Já foi notado, e me parece correcto,
que Cortázar, em Libro de Manuel, leva as indagações de Rayuela, de tipo
existencial e libertário, para o contexto histórico e social do começo da
década de 1970. Para tratar de uma situação extrema, a ditadura militar
argentina e a resistência armada ao regime- apenas uns poucos anos depois das
revoltas de 1968, das quais
participou com entusiasmo e alegria. Na Paris que escolhera para viver. É desse
período um longo poema, uma espécie de colagem, intitulada Notícias del mês
de Mayo, publicado em Ultimo
round, no ano de 1969.(...) Poema-colagem em que se lê o momento
histórico, brevíssimo, em que a utopia
ocupou as ruas: Ahora estas noticias /
esta collage de recuerdos / Igual de lo que cuentan/ son la obra anónima:la
lucha / de um puñado de pájaros/ contra La Gran Costumbre. / Manos livianas las
trazaron / con la tiza que invienta la poesia en la calle / com el color que
asalta los grises anfiteatros. / Aqui prosigue la tarea / de escribir en los
muros de la Tierra: / El sueno es realidad. ( Cortázar, 1969)

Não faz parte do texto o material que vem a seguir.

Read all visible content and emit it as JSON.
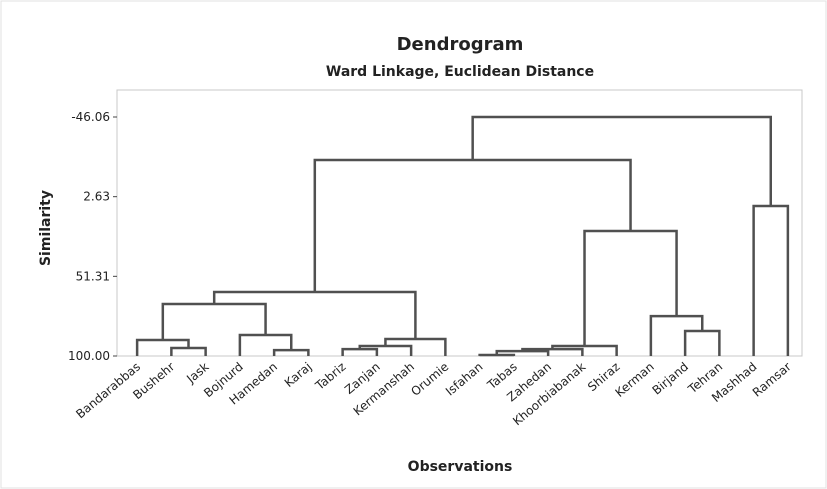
{
  "chart_data": {
    "type": "dendrogram",
    "title": "Dendrogram",
    "subtitle": "Ward Linkage, Euclidean Distance",
    "y_label": "Similarity",
    "x_label": "Observations",
    "color": "#505050",
    "ylim": [
      -46.06,
      100
    ],
    "yticks": [
      -46.06,
      2.63,
      51.31,
      {
        "value": 100,
        "label": "100.00"
      }
    ],
    "leaves": [
      "Bandarabbas",
      "Bushehr",
      "Jask",
      "Bojnurd",
      "Hamedan",
      "Karaj",
      "Tabriz",
      "Zanjan",
      "Kermanshah",
      "Orumie",
      "Isfahan",
      "Tabas",
      "Zahedan",
      "Khoorbiabanak",
      "Shiraz",
      "Kerman",
      "Birjand",
      "Tehran",
      "Mashhad",
      "Ramsar"
    ],
    "merges": [
      {
        "left": 1,
        "right": 2,
        "value": 95.1
      },
      {
        "left": 0,
        "right": 20,
        "value": 90.2
      },
      {
        "left": 4,
        "right": 5,
        "value": 96.4
      },
      {
        "left": 3,
        "right": 22,
        "value": 87.2
      },
      {
        "left": 21,
        "right": 23,
        "value": 68.2
      },
      {
        "left": 6,
        "right": 7,
        "value": 95.8
      },
      {
        "left": 25,
        "right": 8,
        "value": 93.9
      },
      {
        "left": 26,
        "right": 9,
        "value": 89.6
      },
      {
        "left": 24,
        "right": 27,
        "value": 60.9
      },
      {
        "left": 10,
        "right": 11,
        "value": 99.4
      },
      {
        "left": 29,
        "right": 12,
        "value": 97.0
      },
      {
        "left": 30,
        "right": 13,
        "value": 95.8
      },
      {
        "left": 31,
        "right": 14,
        "value": 93.9
      },
      {
        "left": 16,
        "right": 17,
        "value": 84.7
      },
      {
        "left": 15,
        "right": 33,
        "value": 75.6
      },
      {
        "left": 32,
        "right": 34,
        "value": 23.6
      },
      {
        "left": 28,
        "right": 35,
        "value": -19.8
      },
      {
        "left": 18,
        "right": 19,
        "value": 8.3
      },
      {
        "left": 36,
        "right": 37,
        "value": -46.06
      }
    ]
  }
}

O contraponto não poderia ser
mais forte, e difícil. Logo depois dessas imagens do Maio de 1968, da poesia
na rua, do sonho parecendo realidade, da imaginação ocupando o lugar seco do
poder e do costume mais conformista e arraigado, Cortázar precisava tratar de
um estado de excepção, com todo seu cortejo de massacres. Do lado de lá, em
Paris e na Europa, as esperanças de 1968
foram derrotadas, e as forças conservadoras voltaram a ocupar seu lugar, sem o
recurso ao estado de excepção aberto e declarado. Do lado de cá, na América
Latina, já começara, e continuaria ao longo da década de 1970, um ciclo pesado de
golpes e ditaduras. É com certa melancolia que se nota a extensão do recuo, em
tão breve espaço de tempo. Não poderia ser maior a distância que separava a
imaginação e o poder». In André Bueno, Alguns contos de Cortázar.
Literatura e autoritarismo, Espaço urbano e Experiências de desolação e
violência, revista nº 19, 2012, ISSN 1679-849X.